3. Scheduled Scaling: Scale on a defined schedule, add capacity at 8am Monday to Friday when office workers come online, reduce it at 8pm. Use this when you know your traffic patterns in advance.
4. Predictive Scaling: Uses machine learning to forecast future traffic based on historical patterns and pre-provisions capacity before demand arrives. Eliminates the lag between a traffic spike arriving and reactive scaling completing.
ECS Auto Scaling
ECS services scale tasks, not instances using Application Auto Scaling. The same policy types apply — target tracking, step scaling, and scheduled scaling — but they control the number of running tasks rather than EC2 instances.

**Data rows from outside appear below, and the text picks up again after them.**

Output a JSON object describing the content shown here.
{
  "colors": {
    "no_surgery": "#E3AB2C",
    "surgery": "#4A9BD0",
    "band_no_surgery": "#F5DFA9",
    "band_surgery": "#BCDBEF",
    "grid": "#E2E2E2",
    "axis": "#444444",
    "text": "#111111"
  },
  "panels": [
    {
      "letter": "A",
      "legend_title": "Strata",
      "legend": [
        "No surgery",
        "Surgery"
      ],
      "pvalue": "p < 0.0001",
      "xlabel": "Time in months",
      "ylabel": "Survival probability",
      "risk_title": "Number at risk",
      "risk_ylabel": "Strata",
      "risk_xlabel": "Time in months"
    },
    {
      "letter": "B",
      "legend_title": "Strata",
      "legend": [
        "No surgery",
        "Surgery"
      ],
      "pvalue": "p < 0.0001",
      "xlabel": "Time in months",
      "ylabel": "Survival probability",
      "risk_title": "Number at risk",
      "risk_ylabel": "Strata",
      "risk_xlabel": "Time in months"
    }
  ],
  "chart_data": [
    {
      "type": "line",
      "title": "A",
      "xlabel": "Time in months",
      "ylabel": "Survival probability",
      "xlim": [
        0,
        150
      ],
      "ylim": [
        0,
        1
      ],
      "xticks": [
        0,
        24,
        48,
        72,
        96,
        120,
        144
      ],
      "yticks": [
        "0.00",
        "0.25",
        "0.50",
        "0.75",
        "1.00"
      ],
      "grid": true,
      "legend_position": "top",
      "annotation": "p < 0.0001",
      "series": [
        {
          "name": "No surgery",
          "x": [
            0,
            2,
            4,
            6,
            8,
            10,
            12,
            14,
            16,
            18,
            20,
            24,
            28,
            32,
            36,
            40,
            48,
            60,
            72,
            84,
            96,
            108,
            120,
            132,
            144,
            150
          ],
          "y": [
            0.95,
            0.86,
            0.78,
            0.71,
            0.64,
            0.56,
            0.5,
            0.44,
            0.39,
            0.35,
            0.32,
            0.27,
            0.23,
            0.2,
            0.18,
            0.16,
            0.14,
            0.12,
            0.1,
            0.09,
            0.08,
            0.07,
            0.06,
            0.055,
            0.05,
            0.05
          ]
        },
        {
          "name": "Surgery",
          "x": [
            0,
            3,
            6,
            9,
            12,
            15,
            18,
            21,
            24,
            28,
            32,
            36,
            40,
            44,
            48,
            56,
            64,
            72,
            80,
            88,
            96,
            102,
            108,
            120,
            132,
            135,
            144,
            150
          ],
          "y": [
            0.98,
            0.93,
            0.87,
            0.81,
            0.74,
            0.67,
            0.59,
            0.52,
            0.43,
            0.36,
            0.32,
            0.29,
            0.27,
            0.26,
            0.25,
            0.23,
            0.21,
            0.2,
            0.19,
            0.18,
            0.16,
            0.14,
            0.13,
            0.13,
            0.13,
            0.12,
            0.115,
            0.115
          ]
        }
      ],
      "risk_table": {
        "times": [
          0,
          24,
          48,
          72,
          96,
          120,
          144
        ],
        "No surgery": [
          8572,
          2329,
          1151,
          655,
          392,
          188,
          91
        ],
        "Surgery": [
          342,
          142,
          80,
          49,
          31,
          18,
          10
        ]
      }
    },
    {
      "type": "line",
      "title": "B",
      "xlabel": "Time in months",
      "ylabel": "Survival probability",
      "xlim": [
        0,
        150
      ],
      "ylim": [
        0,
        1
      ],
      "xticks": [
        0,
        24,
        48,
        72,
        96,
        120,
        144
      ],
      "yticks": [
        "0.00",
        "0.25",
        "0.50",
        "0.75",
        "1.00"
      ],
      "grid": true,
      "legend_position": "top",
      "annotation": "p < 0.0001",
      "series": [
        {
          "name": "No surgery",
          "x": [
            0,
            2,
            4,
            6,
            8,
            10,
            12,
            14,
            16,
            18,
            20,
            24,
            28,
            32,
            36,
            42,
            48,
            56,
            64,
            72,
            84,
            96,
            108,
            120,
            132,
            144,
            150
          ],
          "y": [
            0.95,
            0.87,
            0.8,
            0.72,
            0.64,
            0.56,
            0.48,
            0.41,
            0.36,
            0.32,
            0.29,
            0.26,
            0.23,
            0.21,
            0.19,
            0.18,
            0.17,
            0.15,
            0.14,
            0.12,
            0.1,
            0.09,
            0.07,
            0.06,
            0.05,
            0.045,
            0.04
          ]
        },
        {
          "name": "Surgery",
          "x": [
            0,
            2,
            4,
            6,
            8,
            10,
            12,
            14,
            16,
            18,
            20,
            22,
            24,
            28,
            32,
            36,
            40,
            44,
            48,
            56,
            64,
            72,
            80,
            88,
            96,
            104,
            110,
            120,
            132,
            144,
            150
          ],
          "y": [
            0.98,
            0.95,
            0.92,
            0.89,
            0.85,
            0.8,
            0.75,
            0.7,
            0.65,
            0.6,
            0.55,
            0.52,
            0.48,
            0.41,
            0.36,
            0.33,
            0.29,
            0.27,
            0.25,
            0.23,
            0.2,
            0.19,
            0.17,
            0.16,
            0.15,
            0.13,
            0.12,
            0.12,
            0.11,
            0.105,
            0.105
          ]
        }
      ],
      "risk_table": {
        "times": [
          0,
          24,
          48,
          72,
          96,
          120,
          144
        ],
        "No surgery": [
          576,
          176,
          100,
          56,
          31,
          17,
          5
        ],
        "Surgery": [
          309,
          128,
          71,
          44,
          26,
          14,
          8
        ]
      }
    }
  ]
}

For Fargate, task scaling is all you need — AWS manages the underlying infrastructure. For EC2 launch type, you need both task scaling and cluster scaling via an ASG.
How They Work Together
ALB and Auto Scaling integrate natively. When Auto Scaling adds a new instance or ECS task, it registers it with the load balancer automatically. When it removes one, it deregisters it after completing in-flight requests before termination.
Traffic increases
│
▼
ALB distributes load across existing targets
│
▼
Auto Scaling detects metric threshold breached
│
▼
New instances or tasks launched
│
▼
ALB registers new targets — health checks pass
│
▼
Traffic distributed across expanded capacity
│
▼
Traffic decreases — Auto Scaling removes excess capacity
│
▼
ALB deregisters removed targets gracefully
The entire cycle is automatic. No human involvement needed.
Resilience Patterns
1. Multi-AZ deployment: Always deploy your Auto Scaling Group or ECS service across at least two Availability Zones. If one AZ has an outage, the load balancer routes traffic to instances in the remaining AZs automatically. Your application stays available.

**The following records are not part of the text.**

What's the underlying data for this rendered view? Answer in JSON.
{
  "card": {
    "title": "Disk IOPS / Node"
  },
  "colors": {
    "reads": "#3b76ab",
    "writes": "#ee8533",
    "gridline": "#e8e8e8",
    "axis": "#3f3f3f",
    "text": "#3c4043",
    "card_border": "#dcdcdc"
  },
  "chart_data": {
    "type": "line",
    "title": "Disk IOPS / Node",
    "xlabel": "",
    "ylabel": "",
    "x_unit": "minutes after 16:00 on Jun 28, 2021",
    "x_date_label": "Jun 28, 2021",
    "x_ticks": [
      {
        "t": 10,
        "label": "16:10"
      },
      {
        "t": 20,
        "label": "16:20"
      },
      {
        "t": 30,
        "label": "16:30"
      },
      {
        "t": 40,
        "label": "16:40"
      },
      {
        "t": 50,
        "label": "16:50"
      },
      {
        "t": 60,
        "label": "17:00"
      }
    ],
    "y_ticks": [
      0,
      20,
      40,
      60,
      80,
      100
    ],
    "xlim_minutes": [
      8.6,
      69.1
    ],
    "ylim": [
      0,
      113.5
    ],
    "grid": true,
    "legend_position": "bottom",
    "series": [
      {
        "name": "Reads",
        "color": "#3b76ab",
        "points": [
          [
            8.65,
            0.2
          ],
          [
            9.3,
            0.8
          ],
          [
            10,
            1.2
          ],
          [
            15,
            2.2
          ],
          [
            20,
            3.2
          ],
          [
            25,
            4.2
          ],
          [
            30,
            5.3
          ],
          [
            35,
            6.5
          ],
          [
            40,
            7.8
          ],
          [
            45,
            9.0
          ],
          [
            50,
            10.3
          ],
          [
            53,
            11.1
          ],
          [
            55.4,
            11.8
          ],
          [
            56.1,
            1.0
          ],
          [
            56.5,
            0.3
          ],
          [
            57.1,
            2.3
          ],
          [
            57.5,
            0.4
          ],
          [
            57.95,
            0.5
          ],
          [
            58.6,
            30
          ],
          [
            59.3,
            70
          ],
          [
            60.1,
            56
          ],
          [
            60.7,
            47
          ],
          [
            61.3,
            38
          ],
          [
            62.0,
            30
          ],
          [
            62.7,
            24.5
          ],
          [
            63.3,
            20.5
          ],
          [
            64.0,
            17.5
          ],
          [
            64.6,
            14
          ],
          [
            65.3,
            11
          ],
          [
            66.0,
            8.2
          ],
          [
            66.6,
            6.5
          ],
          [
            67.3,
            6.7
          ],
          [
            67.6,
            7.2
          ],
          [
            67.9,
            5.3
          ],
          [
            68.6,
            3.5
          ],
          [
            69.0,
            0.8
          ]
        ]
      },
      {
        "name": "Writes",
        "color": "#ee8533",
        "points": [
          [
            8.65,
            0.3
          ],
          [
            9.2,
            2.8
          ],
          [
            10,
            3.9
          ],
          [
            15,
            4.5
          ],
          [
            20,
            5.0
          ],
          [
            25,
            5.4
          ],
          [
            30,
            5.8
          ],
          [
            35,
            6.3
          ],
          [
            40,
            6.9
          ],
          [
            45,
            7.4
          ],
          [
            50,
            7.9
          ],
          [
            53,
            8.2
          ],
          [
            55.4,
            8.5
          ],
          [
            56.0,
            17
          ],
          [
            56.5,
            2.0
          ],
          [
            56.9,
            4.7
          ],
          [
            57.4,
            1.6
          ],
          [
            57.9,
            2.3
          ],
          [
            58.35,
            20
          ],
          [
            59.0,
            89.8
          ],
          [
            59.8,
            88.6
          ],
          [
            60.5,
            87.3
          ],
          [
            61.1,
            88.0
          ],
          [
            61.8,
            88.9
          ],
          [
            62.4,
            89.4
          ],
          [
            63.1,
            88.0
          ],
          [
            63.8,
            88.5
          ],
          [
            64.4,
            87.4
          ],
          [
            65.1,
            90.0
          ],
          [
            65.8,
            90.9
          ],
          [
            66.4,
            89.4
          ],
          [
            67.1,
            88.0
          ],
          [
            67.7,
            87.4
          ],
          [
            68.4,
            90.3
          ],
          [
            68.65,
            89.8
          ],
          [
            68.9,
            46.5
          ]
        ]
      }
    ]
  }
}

2. Connection draining: When Auto Scaling removes an instance, the load balancer waits for existing connections to complete before the instance is terminated. This prevents in-flight requests from being cut off during scale-in events.
3. Warm-up period: Newly launched instances need time to initialise before they can handle traffic effectively. Configure a warm-up period in your scaling policy so new instances are not counted as healthy until they are ready — preventing premature traffic routing to cold instances.
Cost Efficiency Through Scaling
Auto Scaling does not just improve resilience, it directly reduces cost. Without it, you provision for peak load at all times — paying for maximum capacity even during off-peak hours. With Auto Scaling, you pay only for the capacity you currently need.
Combine Auto Scaling with:
1. Spot Instances for EC2-based workloads — up to 90% cheaper than On-Demand. Configure your ASG to use a mix of On-Demand and Spot Instances for cost-efficient resilience.
2. Savings Plans for the baseline capacity that always runs — commit to a minimum level of usage for significant discounts.